Sava, who, like Miss Curtis, is in the International Swimming Hall of Fame, trained her with a grueling regimen. Under his supervision, she swam with her feet bound together and while pulling weights.
Sava began entering her in championships in 1943, when she was 17, and announced that “the world has never seen a girl swimmer” like Miss Curtis.
She studied at the University of California at Berkeley while preparing for the Olympics. When she came home from London, San Francisco welcomed her with a ticker-tape parade, a key to the city and a convertible.
By accepting the car, Miss Curtis became a professional athlete and could no longer participate in amateur sporting events.
In 1959, she founded the Ann Curtis School of Swimming in Marin County with her husband, Gordon Cuneo, a semi-professional basketball player she had met at Berkeley. She was known publicly by her married name and taught swimming and synchronized swimming until several years before her death.
Her students have included at least two Olympians, Rick DeMont and Ben Wildman-Tobriner.
Gordon Cuneo died in 2010 after 60 years of marriage. Their son William Cuneo died in 2008.

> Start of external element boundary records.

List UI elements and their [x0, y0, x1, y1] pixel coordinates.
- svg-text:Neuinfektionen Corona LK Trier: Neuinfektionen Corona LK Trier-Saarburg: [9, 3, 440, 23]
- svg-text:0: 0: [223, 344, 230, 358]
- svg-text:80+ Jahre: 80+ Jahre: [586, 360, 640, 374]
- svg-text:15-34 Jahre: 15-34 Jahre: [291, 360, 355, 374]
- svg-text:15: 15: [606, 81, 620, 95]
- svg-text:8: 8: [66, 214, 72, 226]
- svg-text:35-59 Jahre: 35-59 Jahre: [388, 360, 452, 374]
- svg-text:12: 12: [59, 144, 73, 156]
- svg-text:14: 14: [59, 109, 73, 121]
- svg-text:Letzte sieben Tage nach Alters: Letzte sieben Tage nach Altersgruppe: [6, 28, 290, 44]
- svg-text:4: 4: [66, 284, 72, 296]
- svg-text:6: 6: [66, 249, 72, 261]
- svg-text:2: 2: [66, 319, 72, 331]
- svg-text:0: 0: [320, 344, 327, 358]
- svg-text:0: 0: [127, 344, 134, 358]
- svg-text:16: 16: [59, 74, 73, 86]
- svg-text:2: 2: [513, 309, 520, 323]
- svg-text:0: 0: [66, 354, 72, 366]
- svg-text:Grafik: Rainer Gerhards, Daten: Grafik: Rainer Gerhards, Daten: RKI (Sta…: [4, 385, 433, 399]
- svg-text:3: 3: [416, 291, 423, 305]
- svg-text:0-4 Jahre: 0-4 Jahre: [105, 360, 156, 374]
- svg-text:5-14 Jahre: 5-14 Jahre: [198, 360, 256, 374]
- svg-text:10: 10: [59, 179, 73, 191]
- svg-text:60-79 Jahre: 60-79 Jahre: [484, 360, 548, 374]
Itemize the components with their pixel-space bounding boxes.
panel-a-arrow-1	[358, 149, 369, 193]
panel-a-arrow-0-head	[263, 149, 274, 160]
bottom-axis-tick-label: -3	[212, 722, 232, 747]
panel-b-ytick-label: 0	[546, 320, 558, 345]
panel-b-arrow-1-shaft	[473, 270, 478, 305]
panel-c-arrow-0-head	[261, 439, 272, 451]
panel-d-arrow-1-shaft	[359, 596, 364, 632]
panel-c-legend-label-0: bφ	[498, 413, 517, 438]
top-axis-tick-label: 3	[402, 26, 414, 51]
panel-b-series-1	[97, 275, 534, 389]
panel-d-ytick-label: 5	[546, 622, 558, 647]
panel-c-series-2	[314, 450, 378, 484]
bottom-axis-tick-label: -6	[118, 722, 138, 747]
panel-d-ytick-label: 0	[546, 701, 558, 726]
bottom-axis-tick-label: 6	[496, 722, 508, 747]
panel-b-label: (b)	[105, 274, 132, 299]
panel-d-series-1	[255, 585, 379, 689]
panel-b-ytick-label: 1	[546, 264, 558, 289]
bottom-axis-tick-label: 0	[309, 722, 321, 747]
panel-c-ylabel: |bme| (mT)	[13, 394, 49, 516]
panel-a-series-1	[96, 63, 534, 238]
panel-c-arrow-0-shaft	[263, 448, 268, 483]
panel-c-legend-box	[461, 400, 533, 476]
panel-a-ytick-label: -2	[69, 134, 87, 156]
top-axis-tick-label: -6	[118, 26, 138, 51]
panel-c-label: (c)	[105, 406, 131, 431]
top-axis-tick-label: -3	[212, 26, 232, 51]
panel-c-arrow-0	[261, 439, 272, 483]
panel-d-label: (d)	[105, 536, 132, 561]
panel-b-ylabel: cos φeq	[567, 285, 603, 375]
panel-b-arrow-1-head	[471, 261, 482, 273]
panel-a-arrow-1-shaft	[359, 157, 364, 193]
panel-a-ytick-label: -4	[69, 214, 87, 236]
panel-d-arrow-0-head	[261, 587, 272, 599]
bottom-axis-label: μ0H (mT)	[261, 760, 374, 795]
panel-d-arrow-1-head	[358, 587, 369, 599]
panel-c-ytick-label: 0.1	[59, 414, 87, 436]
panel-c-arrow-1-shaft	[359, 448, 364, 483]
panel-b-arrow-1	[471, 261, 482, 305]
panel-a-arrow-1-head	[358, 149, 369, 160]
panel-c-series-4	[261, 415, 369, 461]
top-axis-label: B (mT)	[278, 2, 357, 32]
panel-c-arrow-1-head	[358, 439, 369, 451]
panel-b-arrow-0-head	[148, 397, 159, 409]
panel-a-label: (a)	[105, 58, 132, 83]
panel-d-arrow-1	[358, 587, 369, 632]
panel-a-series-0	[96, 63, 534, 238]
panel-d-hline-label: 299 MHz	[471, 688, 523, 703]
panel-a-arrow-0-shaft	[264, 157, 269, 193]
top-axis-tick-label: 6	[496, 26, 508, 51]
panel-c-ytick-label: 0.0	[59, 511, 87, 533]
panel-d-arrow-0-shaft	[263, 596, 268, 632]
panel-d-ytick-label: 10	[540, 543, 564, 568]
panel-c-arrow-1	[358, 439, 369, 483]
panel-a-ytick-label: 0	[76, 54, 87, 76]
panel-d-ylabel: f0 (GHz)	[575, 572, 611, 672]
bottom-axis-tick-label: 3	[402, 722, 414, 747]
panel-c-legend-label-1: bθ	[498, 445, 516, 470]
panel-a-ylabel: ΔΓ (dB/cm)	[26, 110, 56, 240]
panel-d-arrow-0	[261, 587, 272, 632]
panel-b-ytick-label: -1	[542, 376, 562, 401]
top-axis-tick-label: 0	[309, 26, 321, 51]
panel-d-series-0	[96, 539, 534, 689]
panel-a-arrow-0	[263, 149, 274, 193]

Survivors include four children, Carrie Cuneo of San Rafael, Susan Cuneo Starr of Lafayette, Calif., David Cuneo of Corte Madera, Calif., and Brian Cuneo of Truckee, Calif.; nine grandchildren; and four great-grandchildren.
The 1948 Games were dominated by U.S. teams and have recently received renewed attention in anticipation of the upcoming Summer Olympics in London. Miss Curtis once remarked that she would forget about her Olympic experience until another round of Games began and she turned on her television.
“I know that glassy look in a medalist’s eyes,” she said, according to the Berkeley Web site. “You’ve thought about it, you’ve visualized it, you’ve swam it. But nothing compares to the real thing.”